Once you reach a certain carbon footprint limit with your spending, banks will prevent you from buying and purchasing things with your card. The saintly Austrian Bank has a carbon footprint calculator, which is just informative right now. But soon, they will say that after a certain amount of carbon footprint that you've produced, you will no longer be able to pay with your card.

This is what the post looked like on TikTok at the time of writing:

Screenshot 2023-12-01 at 11.39.02.png

(Source: TikTok screenshot taken on Fri Dec 1 07:08:47 2023 UTC)

It is unclear what Austrian bank the speaker in the video is referring to. But in the case of the country's largest commercial bank, Erste AM, carbon emission pledges concern its lending and investment portfolios among high-impact sectors and companies, including the most greenhouse gas-intensive and highest emitting sectors. In 2015, Erste Asset Management became the first company in Austria to sign the Montreal Carbon Pledge and is a member of the Net-Zero Banking Alliance.

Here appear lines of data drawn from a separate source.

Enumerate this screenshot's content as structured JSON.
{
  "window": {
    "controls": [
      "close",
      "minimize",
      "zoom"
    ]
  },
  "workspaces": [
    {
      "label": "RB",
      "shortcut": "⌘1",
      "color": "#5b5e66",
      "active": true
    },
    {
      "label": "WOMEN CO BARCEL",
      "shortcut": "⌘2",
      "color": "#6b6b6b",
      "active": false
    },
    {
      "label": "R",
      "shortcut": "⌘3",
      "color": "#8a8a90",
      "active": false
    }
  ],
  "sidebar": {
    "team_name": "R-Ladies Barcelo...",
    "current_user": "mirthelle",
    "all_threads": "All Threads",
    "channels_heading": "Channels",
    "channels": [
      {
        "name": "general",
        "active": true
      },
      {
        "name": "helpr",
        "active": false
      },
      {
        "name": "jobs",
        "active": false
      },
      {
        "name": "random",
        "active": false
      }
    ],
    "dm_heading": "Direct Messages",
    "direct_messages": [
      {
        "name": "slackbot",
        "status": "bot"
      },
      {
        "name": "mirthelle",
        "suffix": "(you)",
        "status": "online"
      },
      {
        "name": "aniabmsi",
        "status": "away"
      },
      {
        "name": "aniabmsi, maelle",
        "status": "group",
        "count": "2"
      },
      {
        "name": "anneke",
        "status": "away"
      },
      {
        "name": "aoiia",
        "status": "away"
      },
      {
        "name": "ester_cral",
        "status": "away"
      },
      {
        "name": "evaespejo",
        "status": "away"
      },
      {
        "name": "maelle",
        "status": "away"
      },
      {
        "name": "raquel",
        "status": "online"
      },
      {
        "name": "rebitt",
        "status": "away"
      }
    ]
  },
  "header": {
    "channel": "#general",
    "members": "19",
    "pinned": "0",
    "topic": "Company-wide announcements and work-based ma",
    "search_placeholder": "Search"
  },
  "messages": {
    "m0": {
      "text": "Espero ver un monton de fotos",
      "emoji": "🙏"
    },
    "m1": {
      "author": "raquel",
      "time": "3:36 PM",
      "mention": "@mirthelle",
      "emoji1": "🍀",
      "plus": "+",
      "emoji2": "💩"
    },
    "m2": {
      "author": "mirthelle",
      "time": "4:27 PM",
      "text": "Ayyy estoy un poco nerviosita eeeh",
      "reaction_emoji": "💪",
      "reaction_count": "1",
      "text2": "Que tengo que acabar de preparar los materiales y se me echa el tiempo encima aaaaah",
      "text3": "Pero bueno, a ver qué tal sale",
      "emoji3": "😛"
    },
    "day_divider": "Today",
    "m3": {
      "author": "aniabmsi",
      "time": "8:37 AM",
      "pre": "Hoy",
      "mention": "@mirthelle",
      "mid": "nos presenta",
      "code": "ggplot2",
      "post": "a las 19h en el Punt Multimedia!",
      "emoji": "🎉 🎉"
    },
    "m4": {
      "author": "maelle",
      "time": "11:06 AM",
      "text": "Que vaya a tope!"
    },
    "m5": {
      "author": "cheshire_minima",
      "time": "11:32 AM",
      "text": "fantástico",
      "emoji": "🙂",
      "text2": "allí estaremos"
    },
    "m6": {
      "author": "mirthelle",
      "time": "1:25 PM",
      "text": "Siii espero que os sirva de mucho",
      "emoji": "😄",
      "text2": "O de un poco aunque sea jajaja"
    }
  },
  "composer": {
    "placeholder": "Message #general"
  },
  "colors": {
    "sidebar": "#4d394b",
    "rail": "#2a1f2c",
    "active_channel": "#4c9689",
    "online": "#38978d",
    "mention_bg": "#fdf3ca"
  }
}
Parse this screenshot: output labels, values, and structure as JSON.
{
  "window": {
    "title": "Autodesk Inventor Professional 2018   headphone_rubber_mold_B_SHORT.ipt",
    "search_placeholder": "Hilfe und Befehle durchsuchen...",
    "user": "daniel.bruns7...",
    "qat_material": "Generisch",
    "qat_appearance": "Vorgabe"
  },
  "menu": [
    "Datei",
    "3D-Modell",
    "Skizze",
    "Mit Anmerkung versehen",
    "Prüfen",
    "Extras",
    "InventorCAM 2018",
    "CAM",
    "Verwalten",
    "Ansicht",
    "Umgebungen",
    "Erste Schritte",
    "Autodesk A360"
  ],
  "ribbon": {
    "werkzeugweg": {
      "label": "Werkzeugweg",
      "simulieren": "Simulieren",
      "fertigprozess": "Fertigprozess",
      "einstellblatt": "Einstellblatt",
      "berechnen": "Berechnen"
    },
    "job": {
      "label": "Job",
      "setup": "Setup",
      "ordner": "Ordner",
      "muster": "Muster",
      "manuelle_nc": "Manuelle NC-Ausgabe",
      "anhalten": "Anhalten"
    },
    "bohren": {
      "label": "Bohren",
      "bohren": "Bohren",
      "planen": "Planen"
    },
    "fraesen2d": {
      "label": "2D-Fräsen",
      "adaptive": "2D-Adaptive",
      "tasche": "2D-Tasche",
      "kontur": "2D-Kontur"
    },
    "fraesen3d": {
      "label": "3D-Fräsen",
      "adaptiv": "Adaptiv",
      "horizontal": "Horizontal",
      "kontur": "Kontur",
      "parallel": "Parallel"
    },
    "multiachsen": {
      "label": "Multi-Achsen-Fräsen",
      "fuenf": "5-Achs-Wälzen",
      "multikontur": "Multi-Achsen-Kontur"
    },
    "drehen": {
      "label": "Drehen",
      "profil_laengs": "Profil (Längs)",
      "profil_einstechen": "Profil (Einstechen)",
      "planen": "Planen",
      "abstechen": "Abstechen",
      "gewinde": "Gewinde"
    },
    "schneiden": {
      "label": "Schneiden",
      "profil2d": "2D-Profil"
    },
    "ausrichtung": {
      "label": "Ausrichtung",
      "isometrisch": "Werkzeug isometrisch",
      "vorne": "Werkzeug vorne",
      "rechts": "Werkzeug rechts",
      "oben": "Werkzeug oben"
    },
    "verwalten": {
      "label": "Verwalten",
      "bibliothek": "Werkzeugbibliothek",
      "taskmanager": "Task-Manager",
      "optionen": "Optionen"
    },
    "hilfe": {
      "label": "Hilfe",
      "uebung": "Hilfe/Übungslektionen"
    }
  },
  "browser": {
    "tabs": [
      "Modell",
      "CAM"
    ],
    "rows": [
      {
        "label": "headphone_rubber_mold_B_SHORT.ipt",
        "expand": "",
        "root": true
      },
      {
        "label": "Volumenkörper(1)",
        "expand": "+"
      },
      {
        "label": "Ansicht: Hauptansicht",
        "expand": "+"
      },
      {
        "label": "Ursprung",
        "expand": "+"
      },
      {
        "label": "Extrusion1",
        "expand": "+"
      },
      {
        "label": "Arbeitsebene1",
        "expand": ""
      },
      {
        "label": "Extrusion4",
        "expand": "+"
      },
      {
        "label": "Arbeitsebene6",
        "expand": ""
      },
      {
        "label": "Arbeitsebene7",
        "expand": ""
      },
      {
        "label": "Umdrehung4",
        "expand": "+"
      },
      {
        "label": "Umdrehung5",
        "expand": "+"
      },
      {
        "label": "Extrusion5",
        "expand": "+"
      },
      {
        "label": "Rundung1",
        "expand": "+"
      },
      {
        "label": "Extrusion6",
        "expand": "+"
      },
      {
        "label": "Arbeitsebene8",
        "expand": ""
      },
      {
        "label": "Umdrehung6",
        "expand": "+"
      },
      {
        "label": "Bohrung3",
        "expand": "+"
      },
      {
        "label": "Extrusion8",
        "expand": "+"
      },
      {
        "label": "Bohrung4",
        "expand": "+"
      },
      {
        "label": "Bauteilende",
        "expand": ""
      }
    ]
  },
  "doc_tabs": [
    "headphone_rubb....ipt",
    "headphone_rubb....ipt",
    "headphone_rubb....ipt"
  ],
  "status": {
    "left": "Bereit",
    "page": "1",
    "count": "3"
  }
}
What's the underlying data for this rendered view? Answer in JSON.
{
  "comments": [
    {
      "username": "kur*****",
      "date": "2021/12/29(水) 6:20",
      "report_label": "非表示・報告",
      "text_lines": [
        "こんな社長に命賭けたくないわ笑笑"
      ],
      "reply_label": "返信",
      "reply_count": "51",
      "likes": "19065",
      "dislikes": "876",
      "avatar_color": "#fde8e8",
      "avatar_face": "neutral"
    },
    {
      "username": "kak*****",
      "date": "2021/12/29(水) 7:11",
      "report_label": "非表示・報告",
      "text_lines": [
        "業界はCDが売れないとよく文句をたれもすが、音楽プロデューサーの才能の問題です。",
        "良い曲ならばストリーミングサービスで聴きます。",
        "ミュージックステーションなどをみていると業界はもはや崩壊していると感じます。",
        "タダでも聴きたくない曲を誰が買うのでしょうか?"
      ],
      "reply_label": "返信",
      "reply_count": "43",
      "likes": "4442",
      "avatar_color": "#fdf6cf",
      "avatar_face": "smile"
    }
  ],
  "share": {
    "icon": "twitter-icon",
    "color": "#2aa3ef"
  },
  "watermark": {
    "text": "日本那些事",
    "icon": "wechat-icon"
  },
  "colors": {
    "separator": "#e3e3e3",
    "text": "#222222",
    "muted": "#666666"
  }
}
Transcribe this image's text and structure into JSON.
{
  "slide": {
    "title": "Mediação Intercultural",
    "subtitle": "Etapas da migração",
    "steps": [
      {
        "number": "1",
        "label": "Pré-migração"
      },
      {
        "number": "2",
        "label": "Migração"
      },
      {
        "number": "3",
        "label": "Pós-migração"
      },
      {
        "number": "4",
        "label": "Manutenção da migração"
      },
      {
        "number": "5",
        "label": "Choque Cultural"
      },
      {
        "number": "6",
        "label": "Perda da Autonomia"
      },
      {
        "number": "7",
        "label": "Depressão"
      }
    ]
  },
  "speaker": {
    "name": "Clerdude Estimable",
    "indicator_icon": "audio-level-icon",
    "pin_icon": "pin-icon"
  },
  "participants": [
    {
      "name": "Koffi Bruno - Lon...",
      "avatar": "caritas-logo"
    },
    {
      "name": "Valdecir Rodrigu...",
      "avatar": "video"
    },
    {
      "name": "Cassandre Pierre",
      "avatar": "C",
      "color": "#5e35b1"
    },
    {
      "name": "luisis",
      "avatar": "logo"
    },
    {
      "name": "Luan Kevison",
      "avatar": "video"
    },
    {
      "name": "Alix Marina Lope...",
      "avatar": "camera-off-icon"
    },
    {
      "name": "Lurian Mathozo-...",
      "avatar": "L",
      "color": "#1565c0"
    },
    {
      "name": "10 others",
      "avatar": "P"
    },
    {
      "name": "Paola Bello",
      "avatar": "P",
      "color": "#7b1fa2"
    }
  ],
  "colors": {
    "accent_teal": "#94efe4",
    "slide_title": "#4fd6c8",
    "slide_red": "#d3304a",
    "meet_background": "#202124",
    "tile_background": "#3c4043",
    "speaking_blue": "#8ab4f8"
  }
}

However, it does not appear to have an application or an interest in calculating its customers' carbon footprint through their personal spending.

There is no evidence to suggest that banks are planning to link cardholder personal spending limits to possible carbon footprint data. Banks have introduced Carbon trackers apps in the last few years, as a way for customers to be aware and perhaps more mindful of the carbon footprint that is generated from their spending behavior. Other banks across Europe and around the world have included this feature in their mobile banking apps, or have created separate apps to help customers track the carbon emissions of their spending.

However, Europe-based banks cannot limit cardholder spending and the use of bank cards without reasonable motive and prior agreement, or in violation of financial services rights that govern relations between banks and clients.

Banks are allowed to change the terms and conditions but have to notify customers and give time to close the account or make other arrangements. Banks can stop or block your card, but they must tell you why. For example, the UK's Financial Conduct Authority states that such a decision can only be made on "reasonable grounds" and European banks must operate by European Commission rules on consumer rights when it comes to financial services and products.